The conference report for S. 524, the Comprehensive Addiction and Recovery Act of 2016, contains the following House Judiciary Committee bills:
- The Comprehensive Opioid Abuse Reduction Act (H.R. 5046): This bipartisan bill, authored by Crime, Terrorism, Homeland Security, and Investigations Subcommittee Chairman Jim Sensenbrenner (R-Wis.), combats the opioid epidemic by establishing a streamlined, comprehensive opioid abuse grant program that encompasses a variety of new and existing programs, such as vital training and resources for first responders and law enforcement, criminal investigations for the unlawful distribution of opioids, drug and other alternative treatment courts, and residential substance abuse treatment. The bill authorizes $103 million annually for the grant program and is fully offset in accordance with the House cut-go protocol.

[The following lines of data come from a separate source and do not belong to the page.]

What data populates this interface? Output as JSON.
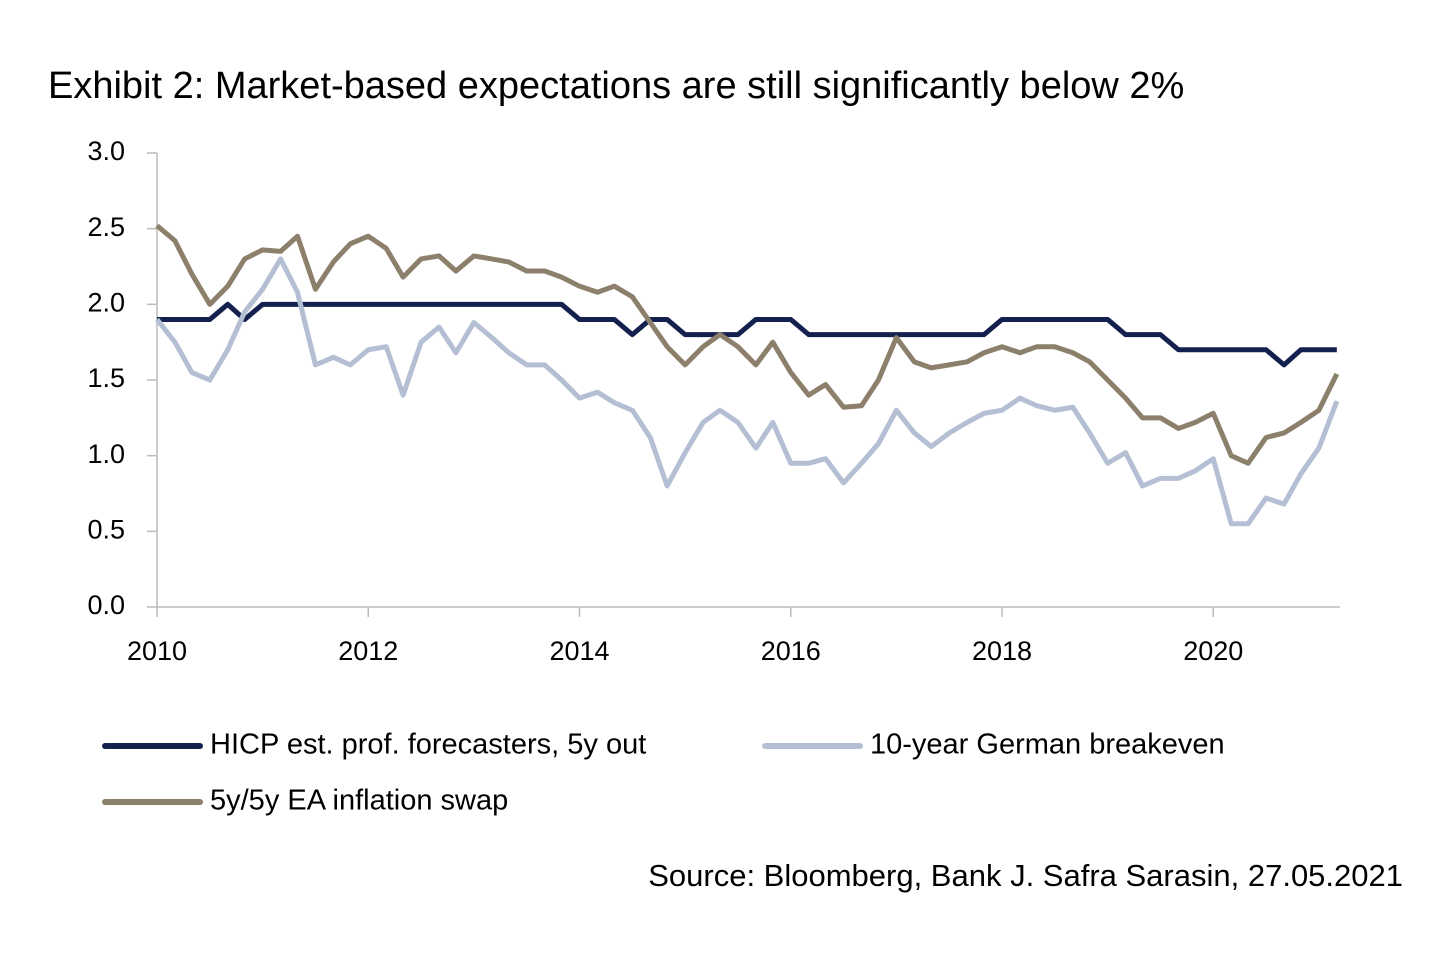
{
  "chart_data": {
    "type": "line",
    "title": "Exhibit 2: Market-based expectations are still significantly below 2%",
    "source": "Source: Bloomberg, Bank J. Safra Sarasin, 27.05.2021",
    "x": [
      2010,
      2010.17,
      2010.33,
      2010.5,
      2010.67,
      2010.83,
      2011,
      2011.17,
      2011.33,
      2011.5,
      2011.67,
      2011.83,
      2012,
      2012.17,
      2012.33,
      2012.5,
      2012.67,
      2012.83,
      2013,
      2013.17,
      2013.33,
      2013.5,
      2013.67,
      2013.83,
      2014,
      2014.17,
      2014.33,
      2014.5,
      2014.67,
      2014.83,
      2015,
      2015.17,
      2015.33,
      2015.5,
      2015.67,
      2015.83,
      2016,
      2016.17,
      2016.33,
      2016.5,
      2016.67,
      2016.83,
      2017,
      2017.17,
      2017.33,
      2017.5,
      2017.67,
      2017.83,
      2018,
      2018.17,
      2018.33,
      2018.5,
      2018.67,
      2018.83,
      2019,
      2019.17,
      2019.33,
      2019.5,
      2019.67,
      2019.83,
      2020,
      2020.17,
      2020.33,
      2020.5,
      2020.67,
      2020.83,
      2021,
      2021.17
    ],
    "series": [
      {
        "name": "HICP est. prof. forecasters, 5y out",
        "color": "#14214f",
        "values": [
          1.9,
          1.9,
          1.9,
          1.9,
          2.0,
          1.9,
          2.0,
          2.0,
          2.0,
          2.0,
          2.0,
          2.0,
          2.0,
          2.0,
          2.0,
          2.0,
          2.0,
          2.0,
          2.0,
          2.0,
          2.0,
          2.0,
          2.0,
          2.0,
          1.9,
          1.9,
          1.9,
          1.8,
          1.9,
          1.9,
          1.8,
          1.8,
          1.8,
          1.8,
          1.9,
          1.9,
          1.9,
          1.8,
          1.8,
          1.8,
          1.8,
          1.8,
          1.8,
          1.8,
          1.8,
          1.8,
          1.8,
          1.8,
          1.9,
          1.9,
          1.9,
          1.9,
          1.9,
          1.9,
          1.9,
          1.8,
          1.8,
          1.8,
          1.7,
          1.7,
          1.7,
          1.7,
          1.7,
          1.7,
          1.6,
          1.7,
          1.7,
          1.7
        ]
      },
      {
        "name": "10-year German breakeven",
        "color": "#b4bfd4",
        "values": [
          1.9,
          1.75,
          1.55,
          1.5,
          1.7,
          1.95,
          2.1,
          2.3,
          2.08,
          1.6,
          1.65,
          1.6,
          1.7,
          1.72,
          1.4,
          1.75,
          1.85,
          1.68,
          1.88,
          1.78,
          1.68,
          1.6,
          1.6,
          1.5,
          1.38,
          1.42,
          1.35,
          1.3,
          1.12,
          0.8,
          1.02,
          1.22,
          1.3,
          1.22,
          1.05,
          1.22,
          0.95,
          0.95,
          0.98,
          0.82,
          0.95,
          1.08,
          1.3,
          1.15,
          1.06,
          1.15,
          1.22,
          1.28,
          1.3,
          1.38,
          1.33,
          1.3,
          1.32,
          1.15,
          0.95,
          1.02,
          0.8,
          0.85,
          0.85,
          0.9,
          0.98,
          0.55,
          0.55,
          0.72,
          0.68,
          0.88,
          1.05,
          1.36
        ]
      },
      {
        "name": "5y/5y EA inflation swap",
        "color": "#8c7f6b",
        "values": [
          2.52,
          2.42,
          2.2,
          2.0,
          2.12,
          2.3,
          2.36,
          2.35,
          2.45,
          2.1,
          2.28,
          2.4,
          2.45,
          2.37,
          2.18,
          2.3,
          2.32,
          2.22,
          2.32,
          2.3,
          2.28,
          2.22,
          2.22,
          2.18,
          2.12,
          2.08,
          2.12,
          2.05,
          1.88,
          1.72,
          1.6,
          1.72,
          1.8,
          1.72,
          1.6,
          1.75,
          1.55,
          1.4,
          1.47,
          1.32,
          1.33,
          1.5,
          1.78,
          1.62,
          1.58,
          1.6,
          1.62,
          1.68,
          1.72,
          1.68,
          1.72,
          1.72,
          1.68,
          1.62,
          1.5,
          1.38,
          1.25,
          1.25,
          1.18,
          1.22,
          1.28,
          1.0,
          0.95,
          1.12,
          1.15,
          1.22,
          1.3,
          1.54
        ]
      }
    ],
    "xlim": [
      2010,
      2021.2
    ],
    "xticks": [
      2010,
      2012,
      2014,
      2016,
      2018,
      2020
    ],
    "ylim": [
      0,
      3
    ],
    "yticks": [
      {
        "value": 0,
        "label": "0.0"
      },
      0.5,
      {
        "value": 1,
        "label": "1.0"
      },
      1.5,
      {
        "value": 2,
        "label": "2.0"
      },
      2.5,
      {
        "value": 3,
        "label": "3.0"
      }
    ],
    "grid": false
  }
}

- The Opioid Program Evaluation (OPEN) Act (H.R. 5052): This bipartisan legislation, sponsored by House Majority Leader Kevin McCarthy (R-Calif.) and Minority Whip Steny Hoyer (D-Md.), increases the transparency and accountability of the comprehensive opioid abuse grant program created in H.R. 5046. Specifically, it requires grantees to report on the use of grant funds and requires a publicly available analysis of whether or not the grants have achieved their intended purposes.

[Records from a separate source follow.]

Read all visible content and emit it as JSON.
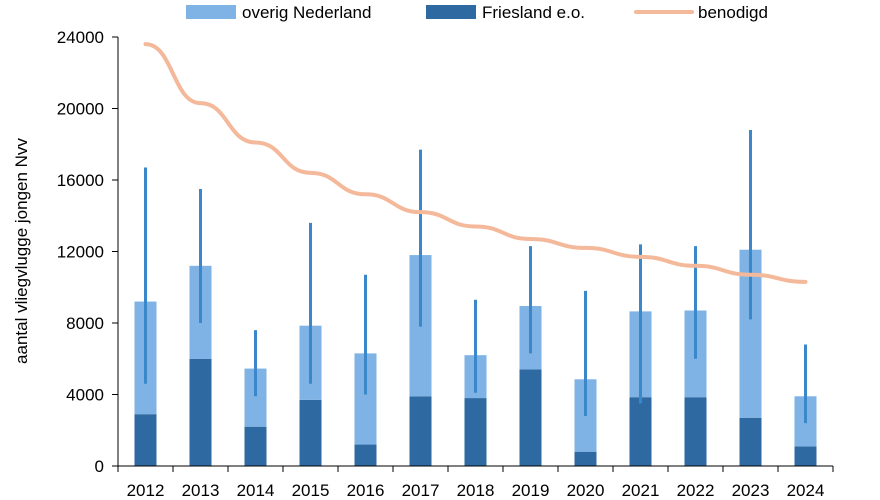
{
  "chart_data": {
    "type": "bar",
    "stacked": true,
    "categories": [
      "2012",
      "2013",
      "2014",
      "2015",
      "2016",
      "2017",
      "2018",
      "2019",
      "2020",
      "2021",
      "2022",
      "2023",
      "2024"
    ],
    "series": [
      {
        "name": "Friesland e.o.",
        "color": "#2e6aa1",
        "values": [
          2900,
          6000,
          2200,
          3700,
          1200,
          3900,
          3800,
          5400,
          800,
          3850,
          3850,
          2700,
          1100
        ]
      },
      {
        "name": "overig Nederland",
        "color": "#7fb2e5",
        "values": [
          6300,
          5200,
          3250,
          4150,
          5100,
          7900,
          2400,
          3550,
          4050,
          4800,
          4850,
          9400,
          2800
        ]
      }
    ],
    "error_bars": {
      "color": "#3a87c9",
      "low": [
        4600,
        8000,
        3900,
        4600,
        4000,
        7800,
        4100,
        6300,
        2800,
        3500,
        6000,
        8200,
        2400
      ],
      "high": [
        16700,
        15500,
        7600,
        13600,
        10700,
        17700,
        9300,
        12300,
        9800,
        12400,
        12300,
        18800,
        6800
      ]
    },
    "line": {
      "name": "benodigd",
      "color": "#f4b99a",
      "x": [
        "2012",
        "2013",
        "2014",
        "2015",
        "2016",
        "2017",
        "2018",
        "2019",
        "2020",
        "2021",
        "2022",
        "2023",
        "2024"
      ],
      "values": [
        23600,
        20300,
        18100,
        16400,
        15200,
        14200,
        13400,
        12700,
        12200,
        11700,
        11200,
        10700,
        10300
      ]
    },
    "ylabel": "aantal vliegvlugge jongen Nvv",
    "xlabel": "",
    "ylim": [
      0,
      24000
    ],
    "yticks": [
      0,
      4000,
      8000,
      12000,
      16000,
      20000,
      24000
    ],
    "legend": {
      "position": "top",
      "entries": [
        "overig Nederland",
        "Friesland e.o.",
        "benodigd"
      ]
    },
    "grid": false
  }
}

- The Good Samaritan Assessment Act of 2016 (H.R. 5048): This bill, authored by Representative Frank Guinta (R-N.H.), requires the Government Accountability Office to study state and local Good Samaritan laws that protect caregivers, law enforcement personnel, and first responders who administer opioid overdose reversal drugs or devices from criminal or civil liability, as well as those who contact emergency service providers in response to an overdose.

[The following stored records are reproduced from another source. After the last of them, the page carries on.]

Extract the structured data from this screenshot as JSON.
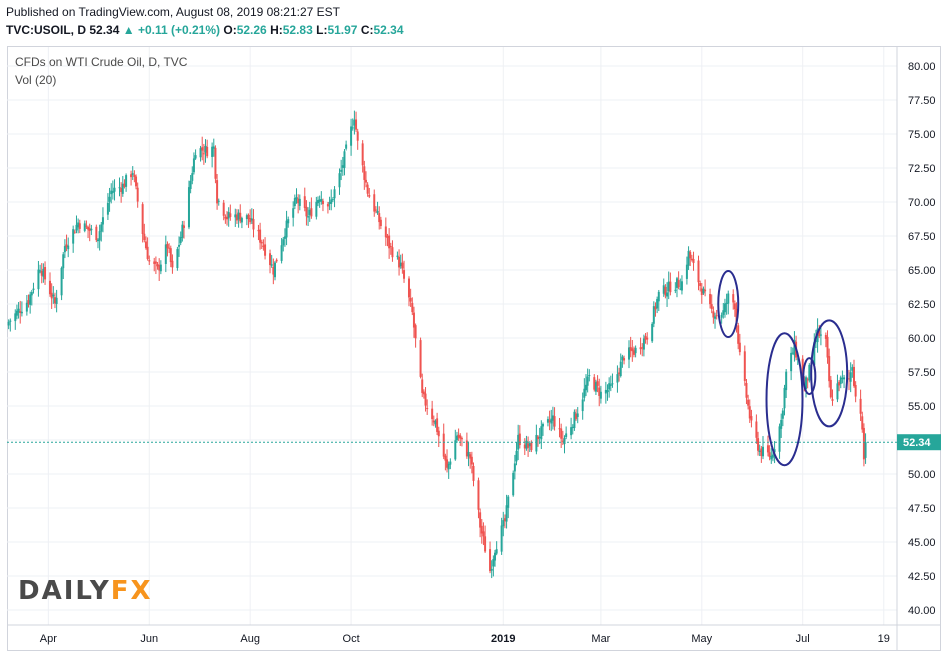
{
  "header": {
    "published": "Published on TradingView.com, August 08, 2019 08:21:27 EST",
    "symbol": "TVC:USOIL, D",
    "last": "52.34",
    "change": "+0.11 (+0.21%)",
    "open_label": "O:",
    "open": "52.26",
    "high_label": "H:",
    "high": "52.83",
    "low_label": "L:",
    "low": "51.97",
    "close_label": "C:",
    "close": "52.34"
  },
  "legend": {
    "title": "CFDs on WTI Crude Oil, D, TVC",
    "indicator": "Vol (20)"
  },
  "logo": {
    "daily": "DAILY",
    "fx": "FX"
  },
  "colors": {
    "up": "#26a69a",
    "down": "#ef5350",
    "annotation": "#2a2d8f",
    "price_line": "#26a69a",
    "grid": "#eef0f4"
  },
  "chart_data": {
    "type": "candlestick",
    "title": "CFDs on WTI Crude Oil, D, TVC",
    "xlabel": "",
    "ylabel": "",
    "ylim": [
      38.9,
      81.4
    ],
    "y_ticks": [
      "80.00",
      "77.50",
      "75.00",
      "72.50",
      "70.00",
      "67.50",
      "65.00",
      "62.50",
      "60.00",
      "57.50",
      "55.00",
      "52.50",
      "50.00",
      "47.50",
      "45.00",
      "42.50",
      "40.00"
    ],
    "x_ticks": [
      "Apr",
      "Jun",
      "Aug",
      "Oct",
      "2019",
      "Mar",
      "May",
      "Jul",
      "19"
    ],
    "last_price_label": "52.34",
    "grid": true,
    "anchors": [
      [
        "2018-03-08",
        61.2
      ],
      [
        "2018-03-20",
        62.8
      ],
      [
        "2018-03-27",
        65.3
      ],
      [
        "2018-04-05",
        62.5
      ],
      [
        "2018-04-11",
        66.8
      ],
      [
        "2018-04-19",
        68.5
      ],
      [
        "2018-05-01",
        67.5
      ],
      [
        "2018-05-09",
        70.8
      ],
      [
        "2018-05-16",
        71.2
      ],
      [
        "2018-05-22",
        72.3
      ],
      [
        "2018-05-28",
        67.8
      ],
      [
        "2018-06-01",
        65.6
      ],
      [
        "2018-06-06",
        65.0
      ],
      [
        "2018-06-12",
        66.8
      ],
      [
        "2018-06-15",
        64.9
      ],
      [
        "2018-06-22",
        68.5
      ],
      [
        "2018-06-29",
        73.9
      ],
      [
        "2018-07-06",
        73.8
      ],
      [
        "2018-07-10",
        74.0
      ],
      [
        "2018-07-12",
        70.3
      ],
      [
        "2018-07-18",
        68.9
      ],
      [
        "2018-07-24",
        69.0
      ],
      [
        "2018-07-31",
        68.8
      ],
      [
        "2018-08-08",
        67.1
      ],
      [
        "2018-08-15",
        65.0
      ],
      [
        "2018-08-22",
        67.9
      ],
      [
        "2018-08-29",
        70.2
      ],
      [
        "2018-09-05",
        68.9
      ],
      [
        "2018-09-12",
        70.5
      ],
      [
        "2018-09-18",
        69.7
      ],
      [
        "2018-09-25",
        72.3
      ],
      [
        "2018-10-01",
        75.3
      ],
      [
        "2018-10-03",
        76.4
      ],
      [
        "2018-10-05",
        74.3
      ],
      [
        "2018-10-11",
        70.8
      ],
      [
        "2018-10-18",
        68.6
      ],
      [
        "2018-10-24",
        66.8
      ],
      [
        "2018-10-31",
        65.3
      ],
      [
        "2018-11-07",
        61.8
      ],
      [
        "2018-11-13",
        55.7
      ],
      [
        "2018-11-21",
        53.8
      ],
      [
        "2018-11-28",
        50.3
      ],
      [
        "2018-12-04",
        52.9
      ],
      [
        "2018-12-12",
        51.2
      ],
      [
        "2018-12-18",
        46.2
      ],
      [
        "2018-12-24",
        42.9
      ],
      [
        "2018-12-27",
        44.6
      ],
      [
        "2019-01-02",
        46.5
      ],
      [
        "2019-01-10",
        52.6
      ],
      [
        "2019-01-17",
        51.9
      ],
      [
        "2019-01-24",
        53.1
      ],
      [
        "2019-01-31",
        54.1
      ],
      [
        "2019-02-06",
        52.4
      ],
      [
        "2019-02-14",
        54.4
      ],
      [
        "2019-02-22",
        57.1
      ],
      [
        "2019-03-01",
        55.9
      ],
      [
        "2019-03-08",
        56.4
      ],
      [
        "2019-03-15",
        58.7
      ],
      [
        "2019-03-22",
        59.1
      ],
      [
        "2019-03-29",
        60.2
      ],
      [
        "2019-04-05",
        63.2
      ],
      [
        "2019-04-12",
        63.8
      ],
      [
        "2019-04-19",
        64.1
      ],
      [
        "2019-04-23",
        66.2
      ],
      [
        "2019-04-30",
        63.9
      ],
      [
        "2019-05-06",
        62.1
      ],
      [
        "2019-05-10",
        61.7
      ],
      [
        "2019-05-14",
        61.9
      ],
      [
        "2019-05-17",
        63.0
      ],
      [
        "2019-05-21",
        62.5
      ],
      [
        "2019-05-24",
        58.6
      ],
      [
        "2019-05-31",
        53.5
      ],
      [
        "2019-06-05",
        51.7
      ],
      [
        "2019-06-12",
        51.3
      ],
      [
        "2019-06-18",
        53.9
      ],
      [
        "2019-06-21",
        57.4
      ],
      [
        "2019-06-26",
        59.4
      ],
      [
        "2019-07-02",
        56.3
      ],
      [
        "2019-07-05",
        57.6
      ],
      [
        "2019-07-10",
        60.4
      ],
      [
        "2019-07-15",
        59.6
      ],
      [
        "2019-07-18",
        55.4
      ],
      [
        "2019-07-23",
        56.8
      ],
      [
        "2019-07-29",
        56.9
      ],
      [
        "2019-07-31",
        58.1
      ],
      [
        "2019-08-02",
        55.7
      ],
      [
        "2019-08-05",
        54.7
      ],
      [
        "2019-08-07",
        51.1
      ],
      [
        "2019-08-08",
        52.34
      ]
    ],
    "annotations": [
      {
        "type": "ellipse",
        "date": "2019-05-17",
        "cy": 62.5
      },
      {
        "type": "ellipse",
        "date": "2019-06-20",
        "cy": 55.5
      },
      {
        "type": "ellipse",
        "date": "2019-07-05",
        "cy": 57.2
      },
      {
        "type": "ellipse",
        "date": "2019-07-17",
        "cy": 57.4
      }
    ]
  }
}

- The Kingpin Designation Improvement Act of 2016 (H.R. 4985): This bill, authored by Representatives John Katko (R-N.Y.) and Kathleen Rice (D-N.Y.), protects classified information in court proceedings involving drug kingpins. Under the federal Kingpin Act, the Treasury Department’s Office of Foreign Assets Control (OFAC) is able to designate international drug traffickers as kingpins, and thereby block them from using the U.S. financial system. Designees are able to challenge their listing in federal court. However, unlike a similar statute used by OFAC, the Kingpin Act does not contain a provision to protect classified information when such information is used as the basis for a designation. This means that the U.S. government risks having classified information being publicly disclosed. H.R. 4985 addresses this issue by making clear that OFAC can submit classified information to defend its designations in federal district court without it being publicly disclosed.